Instructively, security operatives confirmed the arrest of Boko Haram members in Kogi, Nasarawa, Taraba, Lagos, and Oyo states. In Oyo, the state police command confirmed the arrest of two suspected Boko Haram members in Ibadan, the state capital. The incalculable damage the group has done to the nation is further underlined by the discovery, by the military, of the corpses of a missing Lieutenant Colonel and 15 other soldiers in Borno State. On Friday, January 13, several people were killed in an early morning bomb attack in Madagali town in Madagali Local Government Area of Borno State.
The arrest of these heartless and bloodthirsty beasts in parts of the country, especially in the South-West, is a matter of serious concern for a number of reasons. One is the long distance between the theatre of war and the South-West. The ubiquitous presence of the personnel of the law enforcement agencies on the nation’s highways and other places that could serve as escape routes for the terrorists is another. And yet another critical factor is the seeming complicity of some unscrupulous members of the public who have chosen to place personal gains and businesses above national security and collective safety by serving as conduits for Boko Haram members, providing them with vehicles. There is also the issue of the obvious lacuna in the intelligence machinery of the state, since these wicked souls are not spirits.

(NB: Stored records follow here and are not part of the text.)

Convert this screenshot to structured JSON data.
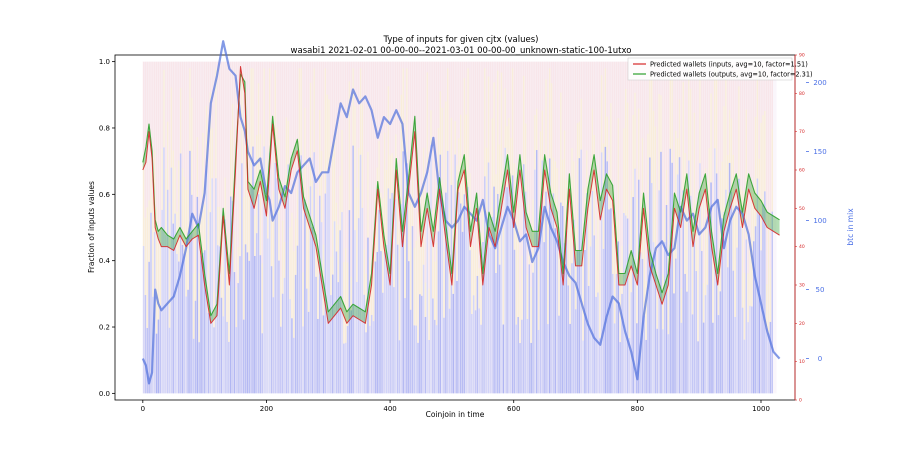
{
  "chart_data": {
    "type": "line",
    "title": "Type of inputs for given cjtx (values)",
    "subtitle": "wasabi1 2021-02-01 00-00-00--2021-03-01 00-00-00_unknown-static-100-1utxo",
    "xlabel": "Coinjoin in time",
    "ylabel_left": "Fraction of inputs values",
    "ylabel_right": "btc in mix",
    "xlim": [
      -45,
      1055
    ],
    "ylim_left": [
      -0.02,
      1.02
    ],
    "ylim_right_mid": [
      -30,
      220
    ],
    "ylim_right_outer": [
      0,
      90
    ],
    "x_ticks": [
      0,
      200,
      400,
      600,
      800,
      1000
    ],
    "y_ticks_left": [
      "0.0",
      "0.2",
      "0.4",
      "0.6",
      "0.8",
      "1.0"
    ],
    "y_ticks_left_values": [
      0.0,
      0.2,
      0.4,
      0.6,
      0.8,
      1.0
    ],
    "y_ticks_right_mid": [
      0,
      50,
      100,
      150,
      200
    ],
    "y_ticks_right_outer": [
      0,
      10,
      20,
      30,
      40,
      50,
      60,
      70,
      80,
      90
    ],
    "legend_position": "top-right",
    "grid": false,
    "series": [
      {
        "name": "Predicted wallets (inputs, avg=10, factor=1.51)",
        "axis": "right_outer",
        "color": "#d62728",
        "x": [
          0,
          5,
          10,
          15,
          20,
          25,
          30,
          40,
          50,
          60,
          70,
          80,
          90,
          100,
          110,
          120,
          130,
          140,
          150,
          158,
          165,
          170,
          180,
          190,
          200,
          205,
          210,
          220,
          230,
          240,
          250,
          260,
          270,
          280,
          290,
          300,
          310,
          320,
          330,
          340,
          350,
          360,
          370,
          380,
          390,
          400,
          410,
          420,
          430,
          440,
          450,
          460,
          470,
          480,
          490,
          500,
          510,
          520,
          530,
          540,
          550,
          560,
          570,
          580,
          590,
          600,
          610,
          620,
          630,
          640,
          650,
          660,
          670,
          680,
          690,
          700,
          710,
          720,
          730,
          740,
          750,
          760,
          770,
          780,
          790,
          800,
          810,
          820,
          830,
          840,
          850,
          860,
          870,
          880,
          890,
          900,
          910,
          920,
          930,
          940,
          950,
          960,
          970,
          980,
          990,
          1000,
          1010,
          1020,
          1030
        ],
        "values": [
          60,
          62,
          70,
          63,
          45,
          42,
          40,
          40,
          39,
          43,
          40,
          42,
          43,
          30,
          20,
          22,
          48,
          30,
          60,
          87,
          80,
          55,
          50,
          57,
          48,
          60,
          72,
          55,
          50,
          60,
          65,
          50,
          45,
          40,
          30,
          20,
          22,
          24,
          20,
          22,
          21,
          20,
          30,
          55,
          40,
          30,
          60,
          40,
          55,
          70,
          40,
          50,
          40,
          55,
          42,
          30,
          55,
          60,
          40,
          50,
          30,
          45,
          40,
          50,
          60,
          45,
          60,
          45,
          40,
          40,
          60,
          50,
          45,
          30,
          55,
          35,
          35,
          50,
          60,
          47,
          55,
          52,
          30,
          30,
          35,
          30,
          50,
          35,
          30,
          25,
          30,
          50,
          45,
          55,
          40,
          50,
          55,
          40,
          30,
          44,
          50,
          55,
          45,
          55,
          50,
          48,
          45,
          44,
          43
        ]
      },
      {
        "name": "Predicted wallets (outputs, avg=10, factor=2.31)",
        "axis": "right_outer",
        "color": "#2ca02c",
        "x": [
          0,
          5,
          10,
          15,
          20,
          25,
          30,
          40,
          50,
          60,
          70,
          80,
          90,
          100,
          110,
          120,
          130,
          140,
          150,
          158,
          165,
          170,
          180,
          190,
          200,
          205,
          210,
          220,
          230,
          240,
          250,
          260,
          270,
          280,
          290,
          300,
          310,
          320,
          330,
          340,
          350,
          360,
          370,
          380,
          390,
          400,
          410,
          420,
          430,
          440,
          450,
          460,
          470,
          480,
          490,
          500,
          510,
          520,
          530,
          540,
          550,
          560,
          570,
          580,
          590,
          600,
          610,
          620,
          630,
          640,
          650,
          660,
          670,
          680,
          690,
          700,
          710,
          720,
          730,
          740,
          750,
          760,
          770,
          780,
          790,
          800,
          810,
          820,
          830,
          840,
          850,
          860,
          870,
          880,
          890,
          900,
          910,
          920,
          930,
          940,
          950,
          960,
          970,
          980,
          990,
          1000,
          1010,
          1020,
          1030
        ],
        "values": [
          62,
          66,
          72,
          65,
          47,
          44,
          45,
          43,
          42,
          45,
          42,
          44,
          46,
          33,
          22,
          25,
          50,
          33,
          63,
          85,
          83,
          57,
          55,
          60,
          52,
          63,
          74,
          58,
          53,
          63,
          68,
          53,
          48,
          43,
          33,
          23,
          25,
          27,
          23,
          25,
          24,
          23,
          33,
          57,
          43,
          33,
          63,
          44,
          58,
          74,
          44,
          54,
          44,
          58,
          46,
          33,
          57,
          64,
          44,
          54,
          33,
          49,
          44,
          54,
          64,
          49,
          64,
          49,
          44,
          44,
          64,
          54,
          49,
          33,
          59,
          39,
          39,
          55,
          64,
          52,
          59,
          56,
          33,
          33,
          39,
          33,
          54,
          39,
          33,
          28,
          33,
          54,
          49,
          59,
          44,
          54,
          59,
          44,
          33,
          48,
          54,
          59,
          49,
          59,
          54,
          52,
          49,
          48,
          47
        ]
      },
      {
        "name": "btc in mix",
        "axis": "right_mid",
        "color": "#4f6fdc",
        "x": [
          0,
          5,
          10,
          15,
          20,
          25,
          30,
          40,
          50,
          60,
          70,
          80,
          90,
          100,
          110,
          120,
          130,
          140,
          150,
          158,
          165,
          170,
          180,
          190,
          200,
          205,
          210,
          220,
          230,
          240,
          250,
          260,
          270,
          280,
          290,
          300,
          310,
          320,
          330,
          340,
          350,
          360,
          370,
          380,
          390,
          400,
          410,
          420,
          430,
          440,
          450,
          460,
          470,
          480,
          490,
          500,
          510,
          520,
          530,
          540,
          550,
          560,
          570,
          580,
          590,
          600,
          610,
          620,
          630,
          640,
          650,
          660,
          670,
          680,
          690,
          700,
          710,
          720,
          730,
          740,
          750,
          760,
          770,
          780,
          790,
          800,
          810,
          820,
          830,
          840,
          850,
          860,
          870,
          880,
          890,
          900,
          910,
          920,
          930,
          940,
          950,
          960,
          970,
          980,
          990,
          1000,
          1010,
          1020,
          1030
        ],
        "values": [
          0,
          -5,
          -18,
          -10,
          50,
          40,
          35,
          40,
          45,
          60,
          80,
          105,
          95,
          120,
          185,
          205,
          230,
          210,
          205,
          175,
          165,
          150,
          140,
          145,
          120,
          115,
          100,
          110,
          125,
          120,
          135,
          140,
          145,
          128,
          135,
          135,
          160,
          185,
          175,
          195,
          185,
          190,
          180,
          160,
          175,
          170,
          180,
          170,
          120,
          110,
          120,
          135,
          160,
          120,
          100,
          95,
          100,
          110,
          105,
          100,
          115,
          90,
          80,
          95,
          110,
          100,
          85,
          90,
          70,
          80,
          110,
          95,
          85,
          70,
          60,
          55,
          40,
          25,
          15,
          10,
          30,
          45,
          40,
          20,
          5,
          -15,
          30,
          60,
          80,
          85,
          75,
          80,
          110,
          100,
          105,
          90,
          95,
          110,
          115,
          80,
          100,
          110,
          105,
          90,
          60,
          40,
          20,
          5,
          0
        ]
      }
    ]
  }
}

It is particularly worrisome that the sect could infiltrate Lagos, in view of the wide security networks in the city. As the economic and commercial hub of the country, nay the West African sub-region, such fresh incursions cannot and should not be treated with levity. A possible strike by the group in Lagos is capable of creating a damage of unparalleled proportions for the nation. It therefore behooves the nation’s security agencies to step up their game and fish out possible accomplices that may be aiding the movements of the fleeing Boko Haram members. That they found their way into the densely populated Lagos, especially with the arrest of one of them said to have been planning to bomb the Third Mainland Bridge, means that many more of them might have sneaked into other states of the country, especially given the interlocking nature of Nigeria’s road network.
On the whole, the recurring suicide bombings also signpost the fact that the battle against terror has entered a more critical phase that requires a new thinking and approach. As we urged in our previous editorials, the Training and Doctrine Command (TRADOC) of the Nigerian Army should give counter narratives and combat Boko Haram’s extremist ideology. There must be a conscious and pragmatic effort to ensure aggressive public education and enlightenment on the latest antics and tactics of the terrorists. The airwaves should be abuzz with anti-Boko Haram materials, including jingles, as well as other potent and effective means of mass communication capable of complementing other efforts to raise the morale of Nigerians on vigilance and neighbourhood policing.
The government must develop necessary synergy with well-meaning experts who have consistently emphasised that every war has dynamics and changes with time. It must acknowledge that poverty constitutes a veritable factor in Boko Haram recruitment, and put in place real governance underscored by vision, transparency, contentment, sacrifice and thrift, as opposed to ostentation and profligacy with the attendant effects of perverse values.